Why Lycra Is Bad For You
Has anyone been watching the Tour De France bicycle race this year? No, me neither, but I did catch that extraordinary accident on the news later that evening. A camera car swerves and takes out two or three competitors before driving off. You can sort of tell it's France because in Britain there'd be four police cars boxing the escaping driver in and cops hauling the driver onto the tarmac before cuffing him to exciting music and a witty comment on the voiceover. No really, I've seen it on Police Interceptors.
The most amazing thing is that the race organisers handed out tee shirts to those brave competitors that survived such assaults upon their person. Medals? Not in France. Real heroes wear tee-shirts. I get the impression that the Tour De France is a tough race. How would I know? I stopped riding a bike when my National Cycling Proficiency Certificate became uncool, but then, in those days we didn't have body hugging lycra swimsuits in bright colours complete with snazzy plastic helmets. Not that I'm suggesting anything you understand.
Me And My Lycra
Denied the joys of cycling in body hugging lycra? Fear not, for I was not deprived of the experience of stupid clothing. Back in the eighties of course no musician went on stage without looking likea ballet dancer so naturally I had to do that as well. I dumped the black and white clown trousers I considered adequate stage wear and progressed to hardcore silver and black zebra striped lycras. And I thought we kept getting banned for being too loud.
I came off stage at Swindon's Link Centre one time playing for Red Jasper. Gigs in Swindon were rarely a success for us but this one had gone down okay, helped largely by our enthusiastic crowd of roadies among the audience. By the time I'd disentangled myself from the drumkit the rest of the band were in the changing room getting interviewed by a young lady from the local newspaper.
Hi Babe. Let me tell you everything you need to know about Red Jasper. Miss JW was a bit suprised that I was chipping into the conversation. Excuse me? I do happen to be in this band you know.
"Oh" She replied in innocence, "I thought you'd been out running or something.". Clearly silver and black zebra striped lycras were not one of my better investments, and proof, if any were needed, that looking like a ballet dancer was not essential for rock super-stardom.
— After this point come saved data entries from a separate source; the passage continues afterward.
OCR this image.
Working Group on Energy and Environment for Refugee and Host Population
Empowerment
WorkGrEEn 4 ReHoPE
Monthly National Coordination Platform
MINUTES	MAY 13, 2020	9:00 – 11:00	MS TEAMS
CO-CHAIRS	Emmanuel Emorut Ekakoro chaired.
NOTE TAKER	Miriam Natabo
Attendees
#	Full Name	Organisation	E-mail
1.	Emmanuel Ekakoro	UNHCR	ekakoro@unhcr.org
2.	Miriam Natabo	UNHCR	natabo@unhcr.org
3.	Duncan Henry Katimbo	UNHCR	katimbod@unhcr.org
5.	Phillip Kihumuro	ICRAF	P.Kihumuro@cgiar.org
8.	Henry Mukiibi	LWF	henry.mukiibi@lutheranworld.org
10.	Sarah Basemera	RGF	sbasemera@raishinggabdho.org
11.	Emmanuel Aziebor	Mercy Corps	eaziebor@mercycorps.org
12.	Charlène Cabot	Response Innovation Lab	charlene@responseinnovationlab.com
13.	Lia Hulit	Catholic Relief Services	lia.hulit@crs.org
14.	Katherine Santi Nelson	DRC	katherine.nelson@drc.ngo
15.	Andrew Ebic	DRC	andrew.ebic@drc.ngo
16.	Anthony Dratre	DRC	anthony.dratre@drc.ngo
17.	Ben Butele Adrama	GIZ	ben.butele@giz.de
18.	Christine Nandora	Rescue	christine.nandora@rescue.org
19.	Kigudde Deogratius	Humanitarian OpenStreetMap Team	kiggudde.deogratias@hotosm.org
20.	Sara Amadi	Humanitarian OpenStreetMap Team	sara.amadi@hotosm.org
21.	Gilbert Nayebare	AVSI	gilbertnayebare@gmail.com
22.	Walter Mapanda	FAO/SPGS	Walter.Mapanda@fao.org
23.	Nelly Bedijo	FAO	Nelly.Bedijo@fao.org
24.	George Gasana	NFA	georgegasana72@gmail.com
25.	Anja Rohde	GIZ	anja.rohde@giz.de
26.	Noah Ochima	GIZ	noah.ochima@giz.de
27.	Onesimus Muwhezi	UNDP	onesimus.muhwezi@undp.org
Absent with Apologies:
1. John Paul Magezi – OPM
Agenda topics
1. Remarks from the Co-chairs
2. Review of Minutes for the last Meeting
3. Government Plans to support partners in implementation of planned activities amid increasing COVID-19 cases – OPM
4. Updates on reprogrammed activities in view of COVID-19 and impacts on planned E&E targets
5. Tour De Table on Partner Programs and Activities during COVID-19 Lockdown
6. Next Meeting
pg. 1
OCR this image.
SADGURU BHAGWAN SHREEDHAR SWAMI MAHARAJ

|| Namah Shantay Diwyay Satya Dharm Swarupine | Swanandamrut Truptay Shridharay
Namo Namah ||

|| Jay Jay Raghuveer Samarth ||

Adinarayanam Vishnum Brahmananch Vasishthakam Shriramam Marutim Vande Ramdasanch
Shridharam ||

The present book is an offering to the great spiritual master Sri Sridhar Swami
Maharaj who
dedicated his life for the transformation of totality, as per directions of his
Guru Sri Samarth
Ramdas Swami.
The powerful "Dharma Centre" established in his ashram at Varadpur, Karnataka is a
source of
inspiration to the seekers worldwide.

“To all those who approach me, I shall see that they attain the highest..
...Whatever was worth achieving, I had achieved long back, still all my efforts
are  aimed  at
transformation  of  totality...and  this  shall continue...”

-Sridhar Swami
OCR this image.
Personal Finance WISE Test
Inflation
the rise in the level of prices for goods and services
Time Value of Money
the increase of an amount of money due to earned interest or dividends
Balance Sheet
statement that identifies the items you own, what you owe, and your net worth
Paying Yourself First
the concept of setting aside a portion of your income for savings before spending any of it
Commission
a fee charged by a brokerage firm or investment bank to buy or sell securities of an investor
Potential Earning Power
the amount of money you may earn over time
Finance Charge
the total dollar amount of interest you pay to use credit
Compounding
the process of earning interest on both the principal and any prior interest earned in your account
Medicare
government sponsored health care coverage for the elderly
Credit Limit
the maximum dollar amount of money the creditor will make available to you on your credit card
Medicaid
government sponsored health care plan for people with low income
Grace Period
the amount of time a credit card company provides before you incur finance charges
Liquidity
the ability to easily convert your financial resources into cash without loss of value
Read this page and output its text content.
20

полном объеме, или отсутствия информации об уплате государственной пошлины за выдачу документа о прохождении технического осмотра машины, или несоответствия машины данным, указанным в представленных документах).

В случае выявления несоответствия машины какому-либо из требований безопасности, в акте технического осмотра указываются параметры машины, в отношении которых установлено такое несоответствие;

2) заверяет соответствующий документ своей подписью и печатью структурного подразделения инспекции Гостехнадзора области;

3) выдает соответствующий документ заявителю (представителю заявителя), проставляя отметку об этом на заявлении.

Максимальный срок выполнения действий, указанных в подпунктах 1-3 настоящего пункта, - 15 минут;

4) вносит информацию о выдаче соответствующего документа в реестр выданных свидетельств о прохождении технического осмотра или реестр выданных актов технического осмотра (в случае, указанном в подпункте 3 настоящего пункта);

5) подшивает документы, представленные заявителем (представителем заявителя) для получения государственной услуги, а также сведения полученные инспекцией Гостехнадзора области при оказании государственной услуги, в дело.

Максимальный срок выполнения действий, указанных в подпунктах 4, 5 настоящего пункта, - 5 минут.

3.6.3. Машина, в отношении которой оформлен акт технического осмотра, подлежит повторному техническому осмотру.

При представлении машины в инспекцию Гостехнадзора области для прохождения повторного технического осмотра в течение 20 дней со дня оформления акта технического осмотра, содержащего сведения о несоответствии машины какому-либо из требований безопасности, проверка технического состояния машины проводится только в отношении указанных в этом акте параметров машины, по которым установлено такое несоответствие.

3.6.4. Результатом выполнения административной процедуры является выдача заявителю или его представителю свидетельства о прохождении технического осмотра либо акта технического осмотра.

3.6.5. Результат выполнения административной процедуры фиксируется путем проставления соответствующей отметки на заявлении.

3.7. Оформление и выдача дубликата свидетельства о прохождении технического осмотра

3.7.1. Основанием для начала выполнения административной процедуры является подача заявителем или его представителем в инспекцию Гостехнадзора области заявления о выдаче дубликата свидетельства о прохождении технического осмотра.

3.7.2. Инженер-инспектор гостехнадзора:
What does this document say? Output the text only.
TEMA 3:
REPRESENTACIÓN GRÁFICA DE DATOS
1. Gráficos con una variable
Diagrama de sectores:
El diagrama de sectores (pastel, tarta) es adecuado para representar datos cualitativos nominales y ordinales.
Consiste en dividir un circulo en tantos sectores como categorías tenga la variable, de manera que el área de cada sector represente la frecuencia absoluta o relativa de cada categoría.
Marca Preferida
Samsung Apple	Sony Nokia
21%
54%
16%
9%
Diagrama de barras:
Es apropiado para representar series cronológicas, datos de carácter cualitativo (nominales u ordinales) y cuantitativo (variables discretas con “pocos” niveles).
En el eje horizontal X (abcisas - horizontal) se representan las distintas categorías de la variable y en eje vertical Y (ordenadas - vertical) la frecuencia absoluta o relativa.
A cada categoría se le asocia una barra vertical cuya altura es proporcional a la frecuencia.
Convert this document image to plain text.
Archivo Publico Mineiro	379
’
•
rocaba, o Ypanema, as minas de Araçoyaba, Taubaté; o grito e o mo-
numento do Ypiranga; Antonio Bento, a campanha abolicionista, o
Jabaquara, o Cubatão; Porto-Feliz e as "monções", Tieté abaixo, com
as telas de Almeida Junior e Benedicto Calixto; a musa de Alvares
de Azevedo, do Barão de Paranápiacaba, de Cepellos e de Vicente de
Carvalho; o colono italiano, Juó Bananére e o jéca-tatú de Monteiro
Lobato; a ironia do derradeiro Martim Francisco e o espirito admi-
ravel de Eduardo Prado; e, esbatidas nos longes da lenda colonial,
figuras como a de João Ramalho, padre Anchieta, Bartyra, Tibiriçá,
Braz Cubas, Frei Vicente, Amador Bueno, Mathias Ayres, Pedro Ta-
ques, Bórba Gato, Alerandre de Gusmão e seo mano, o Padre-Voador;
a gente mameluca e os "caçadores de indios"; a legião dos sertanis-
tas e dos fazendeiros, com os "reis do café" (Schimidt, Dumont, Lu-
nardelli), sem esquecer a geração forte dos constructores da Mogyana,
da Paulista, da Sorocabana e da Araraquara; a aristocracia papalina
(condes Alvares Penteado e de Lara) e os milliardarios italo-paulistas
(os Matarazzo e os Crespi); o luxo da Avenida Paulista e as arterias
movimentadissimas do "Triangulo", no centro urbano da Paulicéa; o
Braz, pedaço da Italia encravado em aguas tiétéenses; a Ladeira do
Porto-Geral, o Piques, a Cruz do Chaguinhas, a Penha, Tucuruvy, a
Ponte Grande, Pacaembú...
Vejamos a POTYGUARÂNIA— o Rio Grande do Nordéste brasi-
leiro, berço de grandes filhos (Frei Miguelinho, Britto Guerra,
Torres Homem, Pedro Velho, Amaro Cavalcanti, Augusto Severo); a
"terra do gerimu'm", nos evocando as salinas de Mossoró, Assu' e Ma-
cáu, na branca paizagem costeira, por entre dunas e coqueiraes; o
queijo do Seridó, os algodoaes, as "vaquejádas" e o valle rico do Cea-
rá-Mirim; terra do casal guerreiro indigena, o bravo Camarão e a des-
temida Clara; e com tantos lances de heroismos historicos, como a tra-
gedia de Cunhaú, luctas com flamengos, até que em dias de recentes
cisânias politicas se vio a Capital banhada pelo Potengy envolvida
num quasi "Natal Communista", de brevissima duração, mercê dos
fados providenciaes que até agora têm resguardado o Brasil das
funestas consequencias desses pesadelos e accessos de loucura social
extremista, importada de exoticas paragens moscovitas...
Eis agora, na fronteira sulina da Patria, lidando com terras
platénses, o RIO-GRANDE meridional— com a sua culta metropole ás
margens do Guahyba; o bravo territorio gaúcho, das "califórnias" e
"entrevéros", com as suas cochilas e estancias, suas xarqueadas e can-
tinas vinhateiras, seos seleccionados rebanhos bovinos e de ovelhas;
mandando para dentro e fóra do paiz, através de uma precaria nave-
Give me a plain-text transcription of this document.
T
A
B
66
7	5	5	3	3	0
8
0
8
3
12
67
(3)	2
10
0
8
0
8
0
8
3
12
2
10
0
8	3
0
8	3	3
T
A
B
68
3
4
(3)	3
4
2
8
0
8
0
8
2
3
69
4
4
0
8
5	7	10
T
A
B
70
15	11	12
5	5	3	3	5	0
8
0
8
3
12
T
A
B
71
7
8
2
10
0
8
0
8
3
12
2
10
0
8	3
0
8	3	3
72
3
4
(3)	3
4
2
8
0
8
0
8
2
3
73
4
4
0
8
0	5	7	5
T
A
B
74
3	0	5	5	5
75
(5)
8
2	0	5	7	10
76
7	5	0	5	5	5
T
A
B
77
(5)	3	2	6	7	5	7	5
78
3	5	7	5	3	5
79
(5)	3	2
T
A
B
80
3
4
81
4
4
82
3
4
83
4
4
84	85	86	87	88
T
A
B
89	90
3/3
She tried to interview us, she really did. Unfortunately Robin 'the guitar player' corrected something I said and JW, having scribbled tons of notes rendered absolutely useless, screamed in frustration and called me a cow dung depositer. I never could treat her seriously after that. Every time she had occaision to interview me I always made a point of telling her complete rubbish. Poor woman. How she suffered.
I still have those original clown trousers somewhere. However, since they were measured at a 28" waist, my chances of getting into them again are slim even if I'm not. Maybe when I shrink with old age I'll be able to strut my stuff on stage one more time in genuine Caldrail gear. I'm sure they'll find room for a nurse at the side of the stage. I can fit the kit to my zimmer frame. Make sure JW knows who I am this time. She doesn't know me without lycras on.
Tee In The Park
Maybe I ought to spend more time watching televised festival gigs. These days televised festivals aren't unusual, but there was a time when such things were not considered family viewing in Bitain. The trouble now is most of them are sponsored by radio stations and feature the sort of acts you'd expect on family viewing.
I had to laugh a couple of years ago. Most of the acts performing at the oversize beach party were clearly those who'd never performed on a large stage before. I know this because they all did exactly the same things as each other. Rush to the left... Sing a verse leaning forward... Rush to the right side of the stage... Sing a verse... Return to centre stage and sing a verse... Repeat until crowd are thoroughly warmed.
But last night it was Tee In The Park, a scottish festival with the Foo Fighters headlining. Earlier in the evening I watched a set by Beady Eye, who came across rather like Oasis playing a soup kitchen after losing their contract. I have to be honest, Beady Eye didn't impress me too much. Their set lacked any real fizz. I guess tomato soup for several days running must get you down.
Not to worry. The Foo Fighters were on later. Do I sound like I was expecting something? As it happens they aren't a band I listen to ordinarily, but their set was a darn sight better. Presence, energy, and I have to say, a massed assault of guitars, kilts, and dubious underwear. No clever stuff and definitely no lycras required. Now that's more like it.